Creative's windows drivers have a few issues, that can usually be
fixed through configs, or just using modded drivers, there are
currently two famous modders, one working for creative, the other not
but still allowed to mod. Linux is tricky, as none of the x-fi
features are available, but there are at least 2 drivers made for
linux that do work, through ALSA if I'm not mistaken.

I advised less expensive upgrades, if I was to advise something with
the price of a D2X, I'd go with at least something from Auzentech, and
from there forward there's the true audio gear, that kinda begin
costing quite more, and aren't made for gaming. And since Angelic's
computer with linux is a laptop, an internal soundcard is out of the
question.
But don't get me wrong Nin-lil-izi, I find the D2X a rather
interesting soundcard, but not for digital HD audio, gaming or audio
customization.

On 8 Jan, 02:04, Nin-lil-izi <[email protected]> wrote:
> I highly advise against putting Linux and X-Fi cards anywhere near
> each other.
> Creative Labs have proven over the years to be resistant to open
> source software and driver support for such. As a result the quality
> of said *nix drivers has been a cursory token gesture at best.
> It took 3 years after release to get even the current basic driver up
> to a point where it could be merged into the kernel.
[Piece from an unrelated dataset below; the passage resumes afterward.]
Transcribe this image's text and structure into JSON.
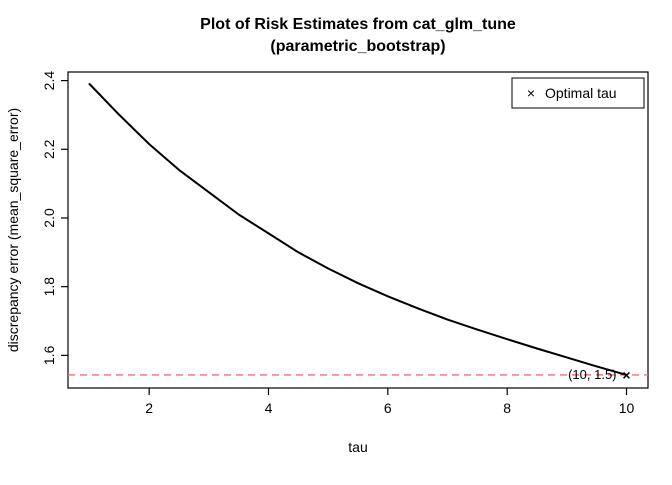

And before then
> making the card work at all required either many hours of compiling
> and kludging or an earlier bugy binary blob that required the use of a
> specific distro and kernel revision to function.
> Creative Labs windows drivers have never been terrific either. And
> worse the company has a policy of enforced obsolescence through
> strategic dropping of driver support. They have essentially been re-
> branding the same architecture as new products. Then dropping driver
> support for the old line, forcing upgrades for their last three
> product generations.
> If you need evidence of their poor business practices, then feel free
> to google away for complaints people have had.
>
> Myself, I use an Asus Xonar 
> D2X.http://uk.asus.com/product.aspx?P_ID=ZBWhAEnH6nDOB00E&content=overview
> It has superior audio quality over the X-Fi. Has always worked out of
> the box with Linux, using an open standards driver interface. I've not
> had a single issue with it after a couple of years of ownership.
> Usefully, is easily configurable between its various analogue (5.1,
> 7.1, 2.0, etc) and Digital coax /fibreoptic output modes with a single
> click from the Ubuntu indicator area GUI as well.